With skyrocketing gas prices and growing enthusiasm for products that are better for the environment, biobased products can provide an affordable and beneficial alternative to petroleum-based chemicals used in packaging and a range of household products. Today, there are thousands of consumer products made with bio-ingredients. In fact, the U.S. Department of Agriculture (USDA) estimates that there are 20,000 biobased products currently being manufactured in North America. As part of a new program launched in March, the USDA already has certified dozens of consumer products with its “BioPreferred” label, which designates a product is made with a high percentage of agricultural ingredients.
Snapshot of “Green” Product Purchases and Attitudes
Beyond the biobased product findings, the Genencor Household Sustainability Index also provides a snapshot of recent consumer purchases and attitudes on products perceived to be green. Overall, nearly three quarters of consumers in Canada (71 percent) and more than half of American consumers (53 percent) purchased a household product considered to be green in the last 60 days in categories such as: cleaning supplies, personal care, detergents and soaps, recycled paper and energy efficient light bulbs. The survey also found that in the U.S. women are twice as likely as men to purchase green cleaning products, while men are twice as likely as women to purchase energy efficiency bulbs.

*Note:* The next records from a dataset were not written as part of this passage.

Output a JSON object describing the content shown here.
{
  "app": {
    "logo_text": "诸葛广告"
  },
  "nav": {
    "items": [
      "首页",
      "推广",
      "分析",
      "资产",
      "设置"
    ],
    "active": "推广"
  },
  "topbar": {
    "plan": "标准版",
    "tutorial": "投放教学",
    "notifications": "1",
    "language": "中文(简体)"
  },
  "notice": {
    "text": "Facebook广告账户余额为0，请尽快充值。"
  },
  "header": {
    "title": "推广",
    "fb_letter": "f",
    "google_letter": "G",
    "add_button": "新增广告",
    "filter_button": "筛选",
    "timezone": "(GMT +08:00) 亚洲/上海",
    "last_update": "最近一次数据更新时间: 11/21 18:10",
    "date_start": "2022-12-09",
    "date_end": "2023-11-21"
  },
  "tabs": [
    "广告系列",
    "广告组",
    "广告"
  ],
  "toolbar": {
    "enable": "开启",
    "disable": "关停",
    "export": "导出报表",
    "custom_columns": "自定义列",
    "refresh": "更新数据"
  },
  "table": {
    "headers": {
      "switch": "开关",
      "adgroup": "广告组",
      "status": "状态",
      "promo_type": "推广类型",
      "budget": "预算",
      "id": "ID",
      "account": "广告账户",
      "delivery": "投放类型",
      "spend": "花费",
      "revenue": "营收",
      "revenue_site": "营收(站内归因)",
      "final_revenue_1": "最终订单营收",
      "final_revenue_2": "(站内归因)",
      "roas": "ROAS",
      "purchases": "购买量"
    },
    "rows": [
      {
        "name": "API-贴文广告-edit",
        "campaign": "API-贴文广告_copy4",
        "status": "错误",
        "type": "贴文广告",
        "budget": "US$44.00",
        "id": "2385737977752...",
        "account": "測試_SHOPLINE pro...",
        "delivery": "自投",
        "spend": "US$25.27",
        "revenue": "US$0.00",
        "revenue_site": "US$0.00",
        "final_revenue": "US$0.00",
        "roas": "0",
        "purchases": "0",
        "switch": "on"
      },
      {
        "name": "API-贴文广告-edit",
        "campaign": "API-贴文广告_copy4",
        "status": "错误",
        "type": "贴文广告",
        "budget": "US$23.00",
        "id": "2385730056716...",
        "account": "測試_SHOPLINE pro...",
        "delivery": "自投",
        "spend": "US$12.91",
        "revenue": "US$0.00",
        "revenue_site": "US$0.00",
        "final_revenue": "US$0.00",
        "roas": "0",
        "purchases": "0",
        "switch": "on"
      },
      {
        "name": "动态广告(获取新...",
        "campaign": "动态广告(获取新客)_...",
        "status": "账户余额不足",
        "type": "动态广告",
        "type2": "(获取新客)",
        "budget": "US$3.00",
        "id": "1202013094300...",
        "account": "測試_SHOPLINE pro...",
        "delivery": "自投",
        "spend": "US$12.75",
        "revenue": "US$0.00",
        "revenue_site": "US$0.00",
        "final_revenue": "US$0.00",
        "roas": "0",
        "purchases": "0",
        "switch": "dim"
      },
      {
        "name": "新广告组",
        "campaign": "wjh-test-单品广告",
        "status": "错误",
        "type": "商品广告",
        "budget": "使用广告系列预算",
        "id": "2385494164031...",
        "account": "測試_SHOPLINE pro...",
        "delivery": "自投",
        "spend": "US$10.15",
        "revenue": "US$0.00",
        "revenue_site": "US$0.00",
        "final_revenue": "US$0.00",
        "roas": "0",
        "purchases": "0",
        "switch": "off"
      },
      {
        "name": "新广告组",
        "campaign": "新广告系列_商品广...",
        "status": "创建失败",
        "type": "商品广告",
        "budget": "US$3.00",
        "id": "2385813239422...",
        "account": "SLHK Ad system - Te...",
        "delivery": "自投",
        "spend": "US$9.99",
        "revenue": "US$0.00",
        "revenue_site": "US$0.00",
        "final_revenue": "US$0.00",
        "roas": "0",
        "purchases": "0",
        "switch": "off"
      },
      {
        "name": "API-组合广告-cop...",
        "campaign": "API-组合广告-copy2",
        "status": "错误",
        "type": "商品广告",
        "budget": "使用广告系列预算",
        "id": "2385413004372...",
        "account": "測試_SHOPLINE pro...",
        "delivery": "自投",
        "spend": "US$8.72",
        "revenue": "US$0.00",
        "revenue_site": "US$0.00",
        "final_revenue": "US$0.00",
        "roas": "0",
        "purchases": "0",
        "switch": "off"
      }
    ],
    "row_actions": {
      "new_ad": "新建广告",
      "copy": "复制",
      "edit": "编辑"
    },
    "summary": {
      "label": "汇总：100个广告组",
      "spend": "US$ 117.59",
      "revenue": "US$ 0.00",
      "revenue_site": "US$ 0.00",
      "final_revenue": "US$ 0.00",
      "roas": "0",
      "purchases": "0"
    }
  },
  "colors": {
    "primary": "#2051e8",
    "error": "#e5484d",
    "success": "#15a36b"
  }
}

However, while three-quarters of consumers in the U.S. and Canada consider themselves familiar with household green products (those considered better for the environment than comparable products), one-third are not confident these products are really better for the environment than other products. Confidence in green products does increase somewhat with level of familiarity. In the U.S., consumers who are very familiar with green products are almost twice as likely as consumers overall to say they are very confident that such products are better for the environment (22 percent versus 12 percent). This relationship is not as strong in Canada.
“Our research shows that while consumers in North America are interested in purchasing green household products, they also want to be assured that the environmental claims are sound,” said de Ruiter. “As an industry, we have an important responsibility to take into account these results and work to better inform consumers about the environmental benefits of these products.”